A Libby man was arraigned Monday in Montana 19th Judicial District Court on one count of felony drug possession and two misdemeanor charge for possession of drug possession and paraphernalia.
Michael Long’s charges span over several years and several hundred miles, according to court documents.
He is charged with felony criminal possession of a dangerous drug with intent to sell, misdemeanor criminal possession of a dangerous drug, and misdemeanor criminal possession of drug paraphernalia.
Long plead not guilty to all three charges. Judge Matt Cuffe set his next court date for Friday, July 19.
Long’s lawyer, Jessica Polan, continued with the scheduled bond reduction hearing, calling Long’s long-time girlfriend to the stand to testify on Long’s behalf.
Paula Grainger took the stand and claimed she and Long have been a couple for ten years. When asked how they met, Grainger claimed she “chased him down in Walmart in North Carolina” to get his phone number.
Polan reminded Grainger of the two bonds that are currently in place for Long, both in the amount of $50,000 each, and then asked her if they would have any problems posting those bonds.
Grainger said they would have a problem posting the bonds. Polan then asked if she knew if Long would have any trouble finding a job should he be released.
“I’m not sure what he has, but I do have a job (for him) working with lumber,” said Grainger.

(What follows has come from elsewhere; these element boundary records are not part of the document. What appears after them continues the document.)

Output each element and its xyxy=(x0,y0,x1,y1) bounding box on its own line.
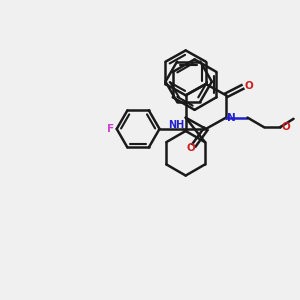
Text: O: O xyxy=(244,80,253,91)
Text: O: O xyxy=(281,122,290,132)
Text: F: F xyxy=(106,124,114,134)
Text: O: O xyxy=(186,143,195,153)
Text: N: N xyxy=(227,112,236,123)
Text: NH: NH xyxy=(168,120,184,130)
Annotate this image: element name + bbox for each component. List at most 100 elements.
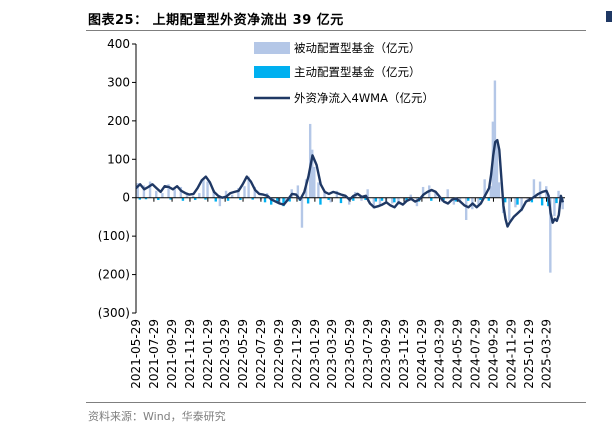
x-tick-label: 2021-09-29 (165, 319, 179, 389)
passive-fund-bar (360, 197, 363, 201)
passive-fund-bar (335, 190, 339, 198)
passive-fund-bar (167, 184, 170, 198)
active-fund-bar (194, 197, 197, 201)
passive-fund-bar (477, 197, 480, 205)
passive-fund-bar (185, 194, 189, 198)
active-fund-bar (555, 197, 558, 204)
edge-mark (606, 11, 612, 22)
legend-swatch-passive (254, 42, 290, 54)
passive-fund-bar (549, 197, 552, 273)
passive-fund-bar (253, 186, 256, 198)
passive-fund-bar (489, 186, 493, 198)
x-tick-label: 2023-01-29 (308, 319, 322, 389)
legend-label-passive: 被动配置型基金（亿元） (294, 41, 421, 55)
passive-fund-bar (218, 197, 222, 207)
title-rule (86, 30, 586, 31)
active-fund-bar (226, 197, 230, 201)
y-tick-label: (200) (98, 268, 130, 282)
passive-fund-bar (561, 197, 564, 210)
active-fund-bar (479, 197, 482, 201)
active-fund-bar (503, 197, 507, 203)
chart-title: 图表25： 上期配置型外资净流出 39 亿元 (88, 13, 344, 28)
active-fund-bar (282, 197, 285, 207)
passive-fund-bar (179, 186, 183, 198)
passive-fund-bar (202, 178, 205, 198)
passive-fund-bar (142, 185, 146, 198)
passive-fund-bar (497, 182, 501, 198)
x-tick-label: 2023-09-29 (379, 319, 393, 389)
y-tick-label: 400 (107, 37, 130, 51)
active-fund-bar (405, 197, 408, 201)
passive-fund-bar (317, 182, 320, 198)
active-fund-bar (251, 197, 254, 200)
passive-fund-bar (237, 188, 240, 198)
passive-fund-bar (161, 193, 164, 198)
y-tick-label: 300 (107, 75, 130, 89)
active-fund-bar (352, 197, 355, 201)
active-fund-bar (442, 197, 445, 201)
passive-fund-bar (452, 197, 456, 205)
active-fund-bar (276, 197, 279, 203)
x-tick-label: 2022-09-29 (272, 319, 286, 389)
passive-fund-bar (313, 166, 316, 198)
y-tick-label: (100) (98, 229, 130, 243)
active-fund-bar (214, 197, 217, 202)
y-tick-label: 0 (122, 191, 130, 205)
x-tick-label: 2022-03-29 (218, 319, 232, 389)
passive-fund-bar (495, 140, 499, 198)
passive-fund-bar (372, 197, 376, 209)
y-tick-label: 200 (107, 114, 130, 128)
active-fund-bar (288, 197, 291, 202)
passive-fund-bar (191, 195, 195, 198)
passive-fund-bar (136, 183, 139, 198)
passive-fund-bar (173, 189, 176, 198)
x-tick-label: 2024-03-29 (432, 319, 446, 389)
active-fund-bar (540, 197, 544, 206)
passive-fund-bar (155, 190, 158, 198)
passive-fund-bar (514, 197, 517, 208)
passive-fund-bar (148, 181, 152, 198)
x-tick-label: 2024-09-29 (486, 319, 500, 389)
x-tick-label: 2023-03-29 (325, 319, 339, 389)
passive-fund-bar (493, 80, 497, 198)
passive-fund-bar (347, 197, 351, 205)
passive-fund-bar (464, 197, 468, 221)
inflow-4wma-line (135, 138, 565, 228)
active-fund-bar (393, 197, 396, 203)
passive-fund-bar (212, 190, 215, 198)
passive-fund-bar (247, 176, 250, 198)
x-tick-label: 2023-11-29 (397, 319, 411, 389)
passive-fund-bar (532, 179, 536, 198)
passive-fund-bar (508, 197, 511, 221)
x-tick-label: 2023-07-29 (361, 319, 375, 389)
passive-fund-bar (329, 197, 332, 203)
passive-fund-bar (403, 197, 406, 202)
active-fund-bar (138, 197, 142, 200)
x-tick-label: 2025-03-29 (540, 319, 554, 389)
passive-fund-bar (520, 197, 523, 212)
active-fund-bar (181, 197, 185, 201)
passive-fund-bar (366, 189, 369, 198)
x-tick-label: 2021-07-29 (147, 319, 161, 389)
passive-fund-bar (434, 193, 437, 198)
passive-fund-bar (206, 181, 209, 198)
active-fund-bar (144, 197, 148, 200)
active-fund-bar (269, 197, 273, 205)
x-tick-label: 2021-05-29 (129, 319, 143, 389)
active-fund-bar (516, 197, 519, 205)
active-fund-bar (467, 197, 470, 201)
active-fund-bar (306, 197, 310, 204)
active-fund-bar (204, 197, 207, 200)
active-fund-bar (319, 197, 322, 205)
passive-fund-bar (243, 186, 246, 198)
active-fund-bar (364, 197, 367, 201)
legend-swatch-active (254, 66, 290, 78)
legend-label-active: 主动配置型基金（亿元） (294, 65, 421, 79)
active-fund-bar (239, 197, 242, 201)
x-tick-label: 2022-07-29 (254, 319, 268, 389)
passive-fund-bar (446, 189, 449, 198)
passive-fund-bar (308, 123, 312, 198)
passive-fund-bar (391, 197, 394, 204)
y-tick-label: 100 (107, 152, 130, 166)
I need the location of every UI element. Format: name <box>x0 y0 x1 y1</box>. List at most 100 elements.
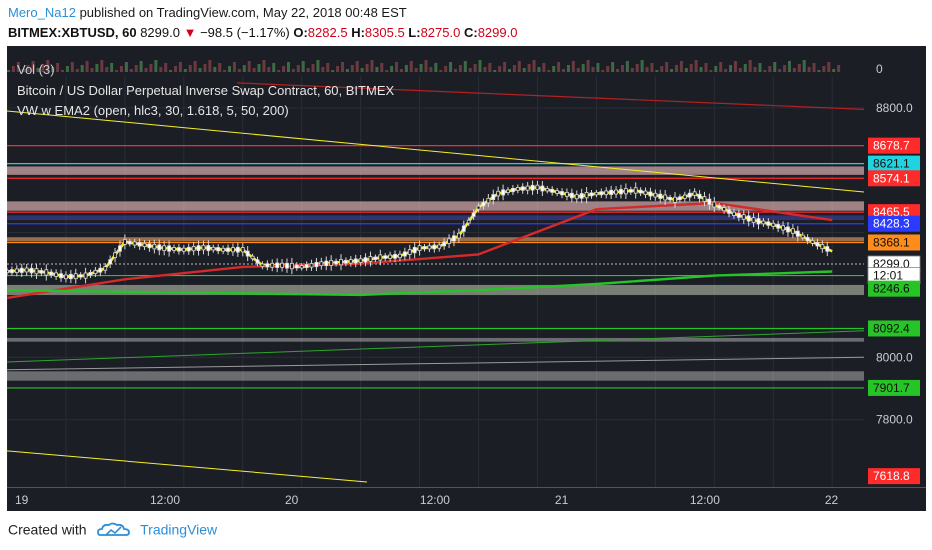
publish-info: published on TradingView.com, May 22, 20… <box>79 5 407 20</box>
author-link[interactable]: Mero_Na12 <box>8 5 76 20</box>
candle-body <box>383 255 388 259</box>
y-tick-label: 7800.0 <box>876 413 913 427</box>
volume-bar <box>576 68 580 72</box>
volume-bars <box>7 60 841 72</box>
tradingview-cloud-icon <box>97 522 131 536</box>
volume-bar <box>213 67 217 72</box>
candle-body <box>736 213 741 218</box>
grey-trendline <box>7 356 864 371</box>
candle-body <box>250 255 255 260</box>
candle-body <box>447 238 451 244</box>
candle-body <box>530 184 535 191</box>
candle-body <box>172 247 176 251</box>
volume-bar <box>586 60 590 72</box>
quote-line: BITMEX:XBTUSD, 60 8299.0 ▼ −98.5 (−1.17%… <box>8 25 517 40</box>
volume-bar <box>503 62 507 72</box>
volume-bar <box>562 69 566 72</box>
volume-bar <box>581 64 585 72</box>
volume-bar <box>404 65 408 72</box>
candle-body <box>437 244 442 249</box>
volume-bar <box>557 62 561 72</box>
candle-body <box>820 244 825 250</box>
volume-bar <box>778 69 782 72</box>
volume-bar <box>277 70 281 72</box>
candle-body <box>34 268 39 275</box>
volume-bar <box>797 64 801 72</box>
price-label: 12:01 <box>873 269 903 283</box>
volume-bar <box>508 69 511 72</box>
candle-body <box>221 247 226 252</box>
volume-bar <box>380 63 384 72</box>
volume-bar <box>7 70 10 72</box>
volume-bar <box>620 65 624 72</box>
volume-bar <box>198 68 202 72</box>
candle-body <box>373 256 378 260</box>
volume-bar <box>26 65 30 72</box>
candle-body <box>565 191 569 197</box>
candle-body <box>687 192 692 198</box>
volume-bar <box>532 60 536 72</box>
volume-bar <box>414 68 418 72</box>
close-value: 8299.0 <box>477 25 518 40</box>
volume-bar <box>807 67 811 72</box>
candle-body <box>663 194 668 201</box>
volume-bar <box>193 61 197 72</box>
volume-bar <box>124 62 128 72</box>
volume-bar <box>792 68 796 72</box>
candle-body <box>206 245 211 252</box>
candle-body <box>324 260 329 267</box>
volume-bar <box>566 65 570 72</box>
candle-body <box>638 189 643 194</box>
price-axis[interactable]: 0 8800.0 8000.0 7800.0 8678.7 8621.1 8574.1 84… <box>864 46 926 487</box>
price-label: 7901.7 <box>873 381 910 395</box>
time-axis[interactable]: 19 12:00 20 12:00 21 12:00 22 <box>7 487 926 511</box>
candle-body <box>196 245 201 251</box>
candles <box>7 180 830 284</box>
candle-body <box>314 261 319 268</box>
chart-pane[interactable]: Vol (3) Bitcoin / US Dollar Perpetual In… <box>7 46 864 487</box>
candle-body <box>216 247 221 252</box>
candle-body <box>623 188 628 195</box>
volume-bar <box>223 70 227 72</box>
volume-bar <box>11 66 15 72</box>
candle-body <box>550 188 555 193</box>
volume-bar <box>670 69 674 72</box>
volume-bar <box>178 62 182 72</box>
volume-bar <box>571 61 575 72</box>
volume-bar <box>345 69 349 72</box>
volume-bar <box>802 60 806 72</box>
volume-bar <box>483 67 487 72</box>
price-label: 8246.6 <box>873 282 910 296</box>
orange-zone <box>7 237 864 242</box>
volume-bar <box>611 62 615 72</box>
candle-body <box>88 272 93 276</box>
volume-bar <box>95 64 99 72</box>
candle-body <box>589 192 594 197</box>
volume-bar <box>341 62 344 72</box>
high-label: H: <box>351 25 365 40</box>
support-zone <box>7 371 864 381</box>
volume-bar <box>183 69 187 72</box>
trendlines <box>7 82 864 483</box>
candle-body <box>786 226 790 233</box>
resistance-zone <box>7 166 864 175</box>
price-label-box <box>868 280 920 297</box>
x-tick-label: 12:00 <box>150 493 180 507</box>
volume-bar <box>311 64 315 72</box>
volume-bar <box>512 65 516 72</box>
volume-bar <box>232 62 236 72</box>
volume-bar <box>282 66 286 72</box>
volume-bar <box>100 60 104 72</box>
candle-body <box>422 246 427 250</box>
candle-body <box>73 273 78 280</box>
candle-body <box>68 273 73 280</box>
candle-body <box>702 196 707 202</box>
volume-bar <box>296 65 300 72</box>
candle-body <box>265 263 270 268</box>
volume-bar <box>75 69 79 72</box>
tradingview-brand-link[interactable]: TradingView <box>140 521 218 538</box>
candle-body <box>240 247 245 253</box>
candle-body <box>805 237 810 242</box>
candle-body <box>456 232 461 239</box>
chart-canvas[interactable]: Vol (3) Bitcoin / US Dollar Perpetual In… <box>7 46 864 487</box>
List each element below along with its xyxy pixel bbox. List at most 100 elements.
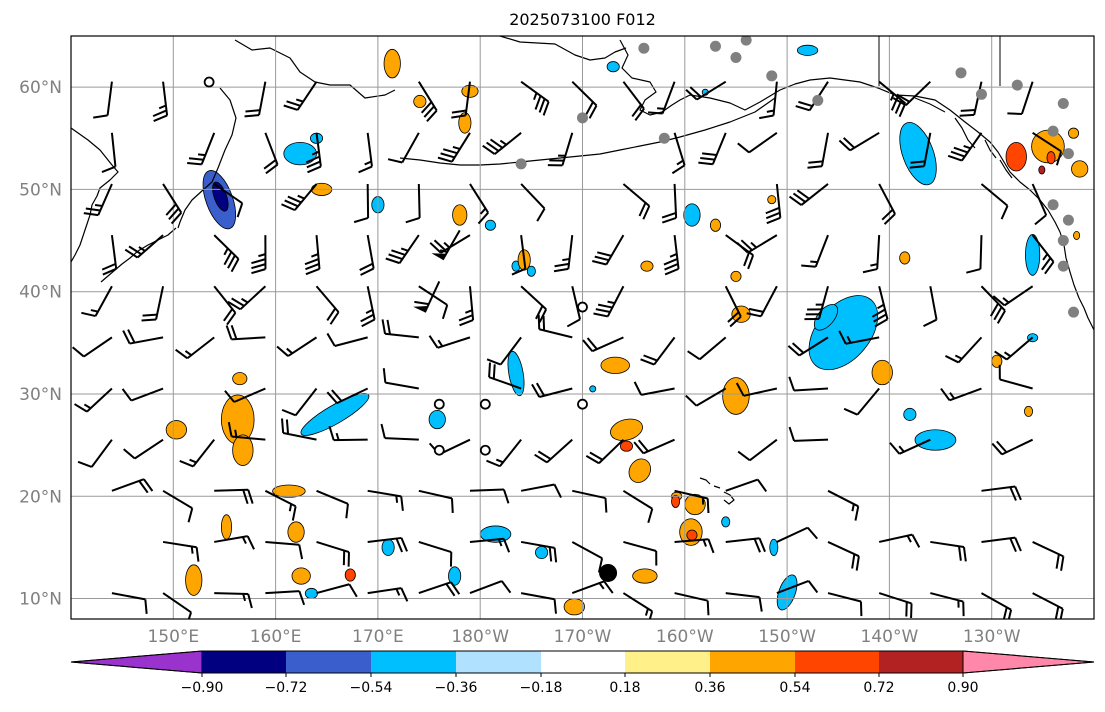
wind-barb <box>520 592 557 614</box>
wind-barb <box>520 80 550 116</box>
negative-motion-cell <box>683 203 701 227</box>
wind-barb <box>482 132 522 155</box>
grey-station-dot <box>1062 214 1074 226</box>
positive-motion-cell <box>165 420 187 440</box>
wind-barb <box>827 541 860 571</box>
lon-tick-label: 130°W <box>963 627 1021 647</box>
map-frame <box>70 35 1095 620</box>
wind-barb <box>367 536 408 553</box>
siberia-coast <box>234 39 396 99</box>
wind-barb <box>1007 81 1034 115</box>
wind-barb <box>746 285 778 318</box>
grey-station-dot <box>1057 260 1069 272</box>
positive-motion-cell <box>767 195 777 205</box>
wind-barb <box>280 418 317 441</box>
kamchatka-coast <box>177 87 237 229</box>
colorbar-segment <box>286 651 371 673</box>
wind-barb <box>966 235 983 274</box>
open-circle-marker <box>433 398 445 410</box>
positive-motion-cell <box>619 440 634 452</box>
wind-barb <box>998 364 1033 390</box>
wind-barb <box>214 535 255 550</box>
wind-barb <box>801 234 829 268</box>
wind-barb <box>469 537 511 553</box>
wind-barb <box>81 285 113 318</box>
station-markers <box>203 36 1080 582</box>
lon-tick-label: 170°W <box>554 627 612 647</box>
wind-barb <box>162 592 193 619</box>
wind-barb <box>593 285 625 318</box>
wind-barb <box>843 387 880 416</box>
wind-barb <box>534 438 573 464</box>
lon-tick-label: 160°W <box>656 627 714 647</box>
grey-station-dot <box>812 94 824 106</box>
colorbar-tick-label: 0.54 <box>779 680 810 696</box>
colorbar-tick-label: −0.72 <box>265 680 308 696</box>
grey-station-dot <box>1047 199 1059 211</box>
wind-barb <box>661 183 678 224</box>
lat-tick-label: 40°N <box>19 283 62 303</box>
wind-barb <box>685 387 727 407</box>
wind-barb <box>737 438 778 462</box>
positive-motion-cell <box>899 251 911 265</box>
wind-barb <box>469 580 512 595</box>
colorbar-segment <box>795 651 879 673</box>
wind-barb <box>776 579 819 595</box>
wind-barb <box>687 336 727 361</box>
wind-barb <box>827 592 863 617</box>
wind-barb <box>123 438 164 460</box>
wind-barb <box>429 234 471 254</box>
wind-barb <box>73 387 113 413</box>
wind-barb <box>648 81 676 115</box>
wind-barb <box>486 439 522 468</box>
wind-barb <box>622 592 654 619</box>
lon-tick-label: 180°W <box>451 627 509 647</box>
wind-barb <box>281 387 318 417</box>
vertical-motion-field <box>165 44 1089 616</box>
wind-barb <box>981 485 1022 501</box>
wind-barb <box>930 592 965 617</box>
wind-barb <box>571 80 598 119</box>
wind-barb <box>994 336 1034 361</box>
open-circle-marker <box>479 444 491 456</box>
wind-barb <box>93 81 113 119</box>
wind-barb <box>838 330 880 345</box>
colorbar-segment <box>710 651 795 673</box>
wind-barb <box>122 329 164 345</box>
wind-barb <box>980 183 1009 220</box>
positive-motion-cell <box>272 484 306 498</box>
wind-barb <box>553 234 574 273</box>
wind-barb <box>592 234 625 266</box>
wind-barb <box>674 538 715 554</box>
wind-barb <box>326 387 369 405</box>
wind-barb <box>788 183 829 206</box>
grey-station-dot <box>975 88 987 100</box>
wind-barb <box>827 489 860 521</box>
wind-barb <box>671 132 686 175</box>
wind-barb <box>725 478 768 492</box>
latitude-labels: 10°N 20°N 30°N 40°N 50°N 60°N <box>19 78 62 609</box>
colorbar-extend-low <box>70 650 203 674</box>
open-circle-marker <box>577 301 588 313</box>
grey-station-dot <box>638 42 650 54</box>
wind-barb <box>225 324 266 341</box>
negative-motion-cell <box>903 407 917 421</box>
wind-barb <box>264 489 297 521</box>
wind-barb <box>520 540 558 563</box>
wind-barb <box>418 540 453 567</box>
colorbar-tick-label: −0.36 <box>435 680 478 696</box>
positive-motion-cell <box>1068 127 1080 139</box>
grey-station-dot <box>577 112 588 124</box>
wind-barb <box>889 438 931 455</box>
lon-tick-label: 170°E <box>352 627 404 647</box>
wind-barb <box>121 387 164 402</box>
negative-motion-cell <box>899 122 937 186</box>
wind-barb <box>878 533 921 548</box>
wind-barb <box>316 583 358 598</box>
grey-station-dot <box>1011 79 1023 91</box>
wind-barb <box>878 592 913 619</box>
colorbar-segment <box>371 651 456 673</box>
wind-barb <box>633 438 675 455</box>
wind-barb <box>674 489 710 514</box>
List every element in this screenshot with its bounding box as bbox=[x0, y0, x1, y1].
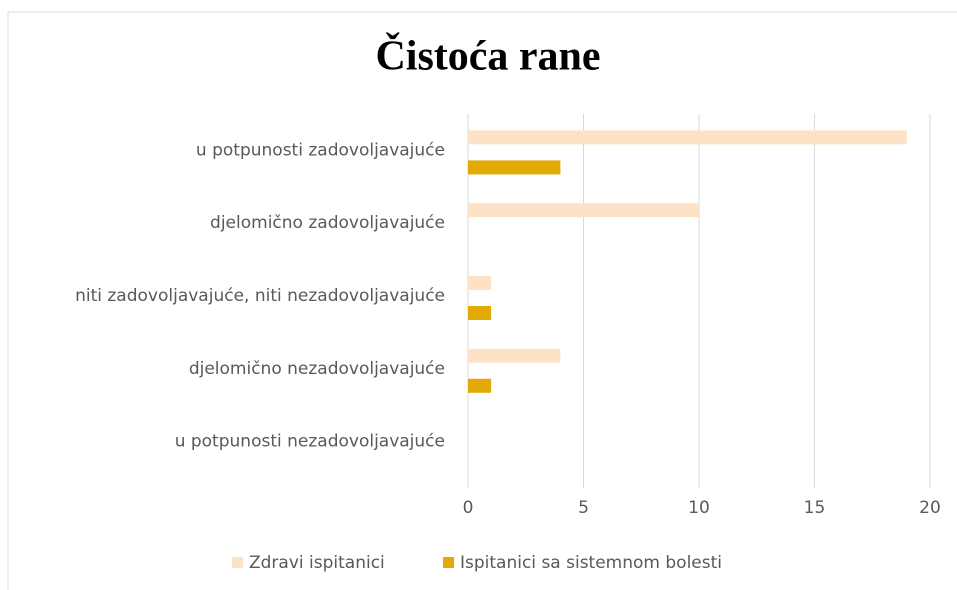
legend-swatch bbox=[443, 557, 454, 568]
bar bbox=[468, 276, 492, 290]
y-tick-label: djelomično nezadovoljavajuće bbox=[189, 359, 445, 379]
y-tick-label: niti zadovoljavajuće, niti nezadovoljava… bbox=[75, 286, 445, 306]
x-tick-label: 20 bbox=[919, 498, 941, 518]
x-tick-label: 10 bbox=[688, 498, 710, 518]
x-tick-label: 15 bbox=[804, 498, 826, 518]
legend-label: Ispitanici sa sistemnom bolesti bbox=[460, 553, 722, 573]
legend-label: Zdravi ispitanici bbox=[249, 553, 385, 573]
legend-swatch bbox=[232, 557, 243, 568]
y-tick-label: djelomično zadovoljavajuće bbox=[210, 213, 445, 233]
bar bbox=[468, 130, 907, 145]
bar bbox=[468, 160, 561, 175]
chart-frame bbox=[7, 11, 957, 590]
y-tick-label: u potpunosti zadovoljavajuće bbox=[196, 140, 445, 160]
bar bbox=[468, 348, 561, 363]
bar bbox=[468, 378, 492, 393]
x-tick-label: 5 bbox=[578, 498, 589, 518]
chart-title: Čistoća rane bbox=[375, 32, 600, 80]
bar bbox=[468, 306, 492, 320]
bar bbox=[468, 203, 699, 218]
y-tick-label: u potpunosti nezadovoljavajuće bbox=[175, 432, 445, 452]
x-tick-label: 0 bbox=[463, 498, 474, 518]
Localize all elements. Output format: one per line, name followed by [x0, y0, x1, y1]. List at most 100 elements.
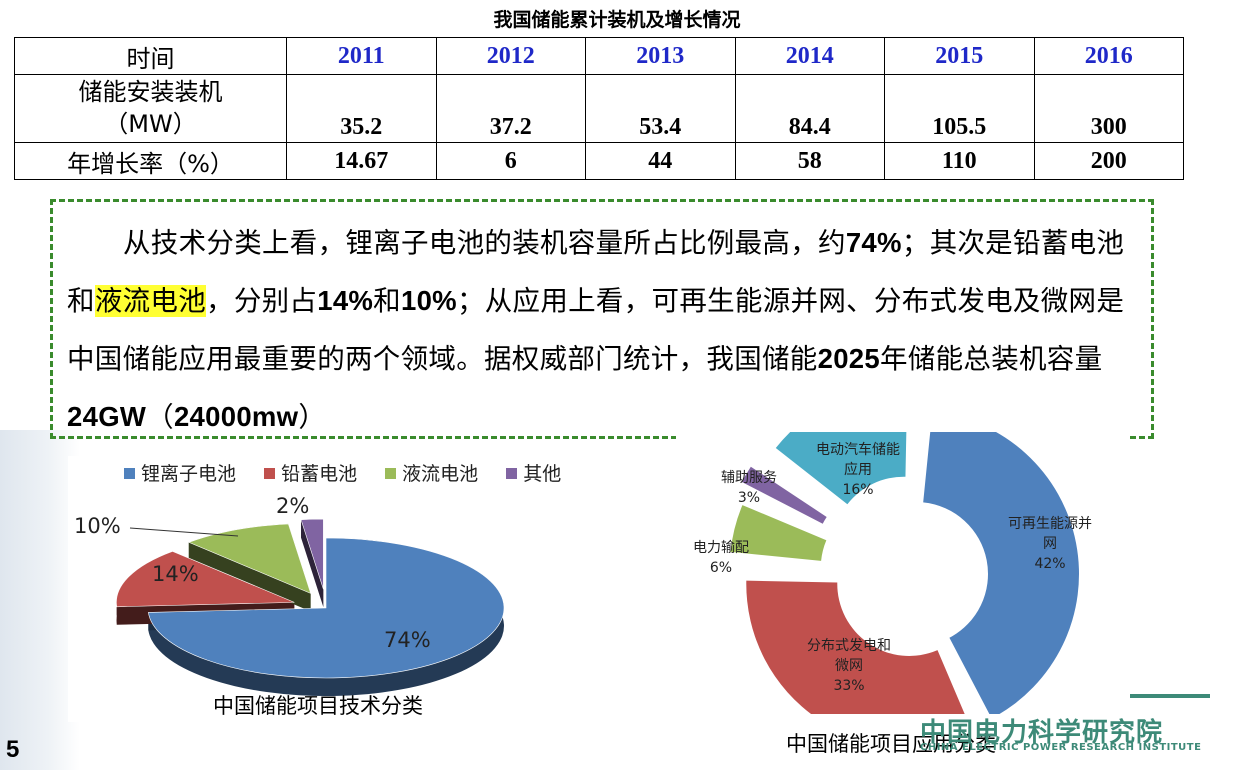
page-number: 5: [6, 736, 20, 763]
donut-label-text: 应用: [844, 462, 872, 478]
legend-swatch: [264, 468, 276, 479]
install-label: 储能安装装机 （MW）: [14, 74, 287, 143]
text-segment: 年储能总装机容量: [880, 343, 1103, 375]
summary-textbox: 从技术分类上看，锂离子电池的装机容量所占比例最高，约74%；其次是铅蓄电池和液流…: [50, 199, 1154, 439]
donut-slice-0: [923, 432, 1080, 714]
text-segment: ）: [298, 401, 327, 433]
donut-label-text: 辅助服务: [721, 470, 777, 486]
pie-slice-3: [300, 518, 324, 590]
donut-slice-4: [775, 432, 907, 505]
legend-label: 铅蓄电池: [281, 463, 358, 485]
summary-paragraph: 从技术分类上看，锂离子电池的装机容量所占比例最高，约74%；其次是铅蓄电池和液流…: [67, 214, 1137, 446]
pie-legend: 锂离子电池 铅蓄电池 液流电池 其他: [124, 459, 583, 486]
install-value: 53.4: [585, 74, 736, 143]
text-number: 2025: [817, 343, 880, 374]
donut-label-text: 微网: [835, 658, 863, 674]
year-cell: 2011: [286, 37, 437, 75]
capacity-table: 时间 2011 2012 2013 2014 2015 2016 储能安装装机 （…: [14, 37, 1184, 180]
application-donut-caption: 中国储能项目应用分类: [786, 732, 996, 756]
install-value: 35.2: [286, 74, 437, 143]
year-cell: 2016: [1033, 37, 1184, 75]
text-number: 74%: [845, 227, 902, 258]
legend-item: 锂离子电池: [124, 463, 236, 485]
logo-divider: [1130, 694, 1210, 698]
pie-slice-1: [116, 551, 295, 608]
growth-value: 44: [585, 142, 736, 180]
application-donut-svg: [730, 432, 1080, 714]
text-number: 24000mw: [173, 401, 299, 432]
install-value: 84.4: [734, 74, 885, 143]
install-value: 105.5: [884, 74, 1035, 143]
growth-label: 年增长率（%）: [14, 142, 287, 180]
donut-label-transmission: 电力输配 6%: [676, 538, 766, 578]
pie-slice-wall: [188, 523, 311, 612]
background-decoration: [0, 430, 80, 770]
legend-label: 其他: [523, 463, 562, 485]
legend-item: 其他: [506, 463, 561, 485]
donut-label-renewable: 可再生能源并网 42%: [984, 514, 1116, 574]
year-cell: 2014: [734, 37, 885, 75]
pie-value-label: 2%: [276, 494, 310, 518]
tech-pie-svg: [116, 518, 505, 696]
year-cell: 2012: [435, 37, 586, 75]
growth-value: 200: [1033, 142, 1184, 180]
table-row: 储能安装装机 （MW） 35.2 37.2 53.4 84.4 105.5 300: [14, 74, 1184, 143]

Assistant County Attorney, Jeffrey Zwang, questioned Grainger about her and Long’s history together and Long’s extensive criminal history in both Montana and North Carolina.
Zwang asked if Long had been arrested on a number of offenses in North Carolina, to which Grainger replied, “Yes.” He then asked if Long was on probation for a felony offense in Flathead County when she and Long came into contact with Libby police, and Grainger again replied, “Yes.”
After Grainger’s testimony, Long’s sister-in-law took the stand and explained to the court that Grainger and Long will be staying with her family should Long be released.
After hearing from both sides as to why or why not Long should be released on his own recognizance, Cuffe said he would take the information under advisement and release his decision at a later date.